If you have kids, get them making paper chains because they are fun and festive.
The old-fashioned way is to glue strips of paper into loops, linking them as you go, but it’s easier, faster and less messy to use staples. And it’s easier again to use streamers (the boat kind rather than crepe paper) as links: just tear them off into the appropriate lengths and staple them together and you can churn out metres and metres of chain per hour. (This will be part of the appeal: small children will be thrilled that they’ve made something long and larger children will want to hang chains in every room. I draw the line at the wet areas myself but why not let them go gangbusters everywhere else?)
To be green, cut up old glossy magazines for the links and use paste made of sustainable flour as the glue.
I roamed around my back garden this afternoon noting where the best holly was and I’m glad to say that I have some spitefully prickly stuff that looks very Christmassy.

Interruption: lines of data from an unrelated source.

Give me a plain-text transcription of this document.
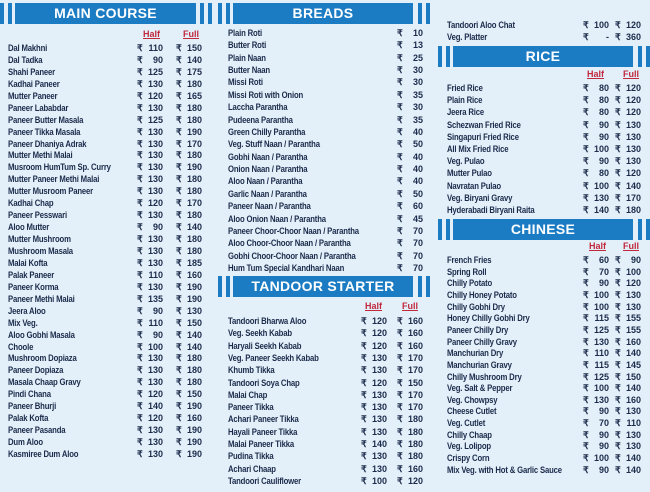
MAIN COURSE
Half	Full
BREADS
TANDOOR STARTER
Half Full
RICE
Half Full
CHINESE
Half Full
Dal Makhni	₹ 110 ₹ 150
Dal Tadka	₹ 90 ₹ 140
Shahi Paneer	₹ 125 ₹ 175
Kadhai Paneer	₹ 130 ₹ 180
Mutter Paneer	₹ 120 ₹ 165
Paneer Lababdar	₹ 130 ₹ 180
Paneer Butter Masala	₹ 125 ₹ 180
Paneer Tikka Masala	₹ 130 ₹ 190
Paneer Dhaniya Adrak	₹ 130 ₹ 170
Mutter Methi Malai	₹ 130 ₹ 180
Musroom HumTum Sp. Curry	₹ 130 ₹ 190
Mutter Paneer Methi Malai	₹ 130 ₹ 180
Mutter Musroom Paneer	₹ 130 ₹ 180
Kadhai Chap	₹ 120 ₹ 170
Paneer Pesswari	₹ 130 ₹ 180
Aloo Mutter	₹ 90 ₹ 140
Mutter Mushroom	₹ 130 ₹ 180
Mushroom Masala	₹ 130 ₹ 180
Malai Kofta	₹ 130 ₹ 185
Palak Paneer	₹ 110 ₹ 160
Paneer Korma	₹ 130 ₹ 190
Paneer Methi Malai	₹ 135 ₹ 190
Jeera Aloo	₹ 90 ₹ 130
Mix Veg.	₹ 110 ₹ 150
Aloo Gobhi Masala	₹ 90 ₹ 140
Choole	₹ 100 ₹ 140
Mushroom Dopiaza	₹ 130 ₹ 180
Paneer Dopiaza	₹ 130 ₹ 180
Masala Chaap Gravy	₹ 130 ₹ 180
Pindi Chana	₹ 120 ₹ 150
Paneer Bhurji	₹ 140 ₹ 190
Palak Kofta	₹ 120 ₹ 160
Paneer Pasanda	₹ 130 ₹ 190
Dum Aloo	₹ 130 ₹ 190
Kasmiree Dum Aloo	₹ 130 ₹ 190
Plain Roti	₹ 10
Butter Roti	₹ 13
Plain Naan	₹ 25
Butter Naan	₹ 30
Missi Roti	₹ 30
Missi Roti with Onion	₹ 35
Laccha Parantha	₹ 30
Pudeena Parantha	₹ 35
Green Chilly Parantha	₹ 40
Veg. Stuff Naan / Parantha	₹ 50
Gobhi Naan / Parantha	₹ 40
Onion Naan / Parantha	₹ 40
Aloo Naan / Parantha	₹ 40
Garlic Naan / Parantha	₹ 50
Paneer Naan / Parantha	₹ 60
Aloo Onion Naan / Parantha	₹ 45
Paneer Choor-Choor Naan / Parantha	₹ 70
Aloo Choor-Choor Naan / Parantha	₹ 70
Gobhi Choor-Choor Naan / Parantha	₹ 70
Hum Tum Special Kandhari Naan	₹ 70
Tandoori Bharwa Aloo	₹ 120 ₹ 160
Veg. Seekh Kabab	₹ 120 ₹ 160
Haryali Seekh Kabab	₹ 120 ₹ 160
Veg. Paneer Seekh Kabab	₹ 130 ₹ 170
Khumb Tikka	₹ 130 ₹ 170
Tandoori Soya Chap	₹ 120 ₹ 150
Malai Chap	₹ 130 ₹ 170
Paneer Tikka	₹ 130 ₹ 170
Achari Paneer Tikka	₹ 130 ₹ 180
Hayali Paneer Tikka	₹ 130 ₹ 180
Malai Paneer Tikka	₹ 140 ₹ 180
Pudina Tikka	₹ 130 ₹ 180
Achari Chaap	₹ 130 ₹ 160
Tandoori Cauliflower	₹ 100 ₹ 120
Tandoori Aloo Chat	₹ 100 ₹ 120
Veg. Platter	₹ - ₹ 360
Fried Rice	₹ 80 ₹ 120
Plain Rice	₹ 80 ₹ 120
Jeera Rice	₹ 80 ₹ 120
Schezwan Fried Rice	₹ 90 ₹ 130
Singapuri Fried Rice	₹ 90 ₹ 130
All Mix Fried Rice	₹ 100 ₹ 130
Veg. Pulao	₹ 90 ₹ 130
Mutter Pulao	₹ 80 ₹ 120
Navratan Pulao	₹ 100 ₹ 140
Veg. Biryani Gravy	₹ 130 ₹ 170
Hyderabadi Biryani Raita	₹ 140 ₹ 180
French Fries	₹ 60 ₹ 90
Spring Roll	₹ 70 ₹ 100
Chilly Potato	₹ 90 ₹ 120
Chilly Honey Potato	₹ 100 ₹ 130
Chilly Gobhi Dry	₹ 100 ₹ 130
Honey Chilly Gobhi Dry	₹ 115 ₹ 155
Paneer Chilly Dry	₹ 125 ₹ 155
Paneer Chilly Gravy	₹ 130 ₹ 160
Manchurian Dry	₹ 110 ₹ 140
Manchurian Gravy	₹ 115 ₹ 145
Chilly Mushroom Dry	₹ 125 ₹ 150
Veg. Salt & Pepper	₹ 100 ₹ 140
Veg. Chowpsy	₹ 130 ₹ 160
Cheese Cutlet	₹ 90 ₹ 130
Veg. Cutlet	₹ 70 ₹ 110
Chilly Chaap	₹ 90 ₹ 130
Veg. Lolipop	₹ 90 ₹ 130
Crispy Corn	₹ 100 ₹ 140
Mix Veg. with Hot & Garlic Sauce ₹ 90 ₹ 140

In fact, I’m wondering if I should clear it with Health and Safety before we decorate.
 My father came home late after an office Christmas party when I was a kid, sneaking in the front door without turning on the light so that he wouldn’t disturb anyone, and a paper chain came adrift from its mooring and tried to strangle him. He fought it off successfully but the surprise attack unnerved him and he wouldn’t let us drape paper chains over anything he counted as a fire exit from that point on.
 Or, as I more commonly refer to it, my back jungle.
The best day to send your cards used to be the last business day before 1 December so that they arrived on the first of the month, but now that our mail service has been slowed down, today is probably the best day to post your cards. (Doesn’t that feel good? You’ve got that significant task done and dusted and it’s not quite summer yet!)
But if you’re saving money/the environment/your health, deliver neighbourhood cards on foot.
I am relieved that the original idea for doing a floor show at the Christmas party has now morphed into the committee singing “The Gloucestershire Wassail” as we bring the bowl out (which allows me to have as many layers of clothes as I please over my underwear). Laura is also bringing a selection of medieval madrigals and motets but Gemma is composing her own party mix of Christmas standards and we’re both confident that the crowd will want to swap from Laura’s music to Gemma’s early in the evening.
 I don’t understand why this was considered to be a smart thing to do to something that was already called “snail mail” but I don’t pretend to be a business guru so I’ll assume there were good reasons.
 The year my friend Jenny did this, she was miffed to walk ten kilometres to an old school friend’s house only to find out when she got there that he had moved a month earlier, so you might want to check that your address book is up to date first.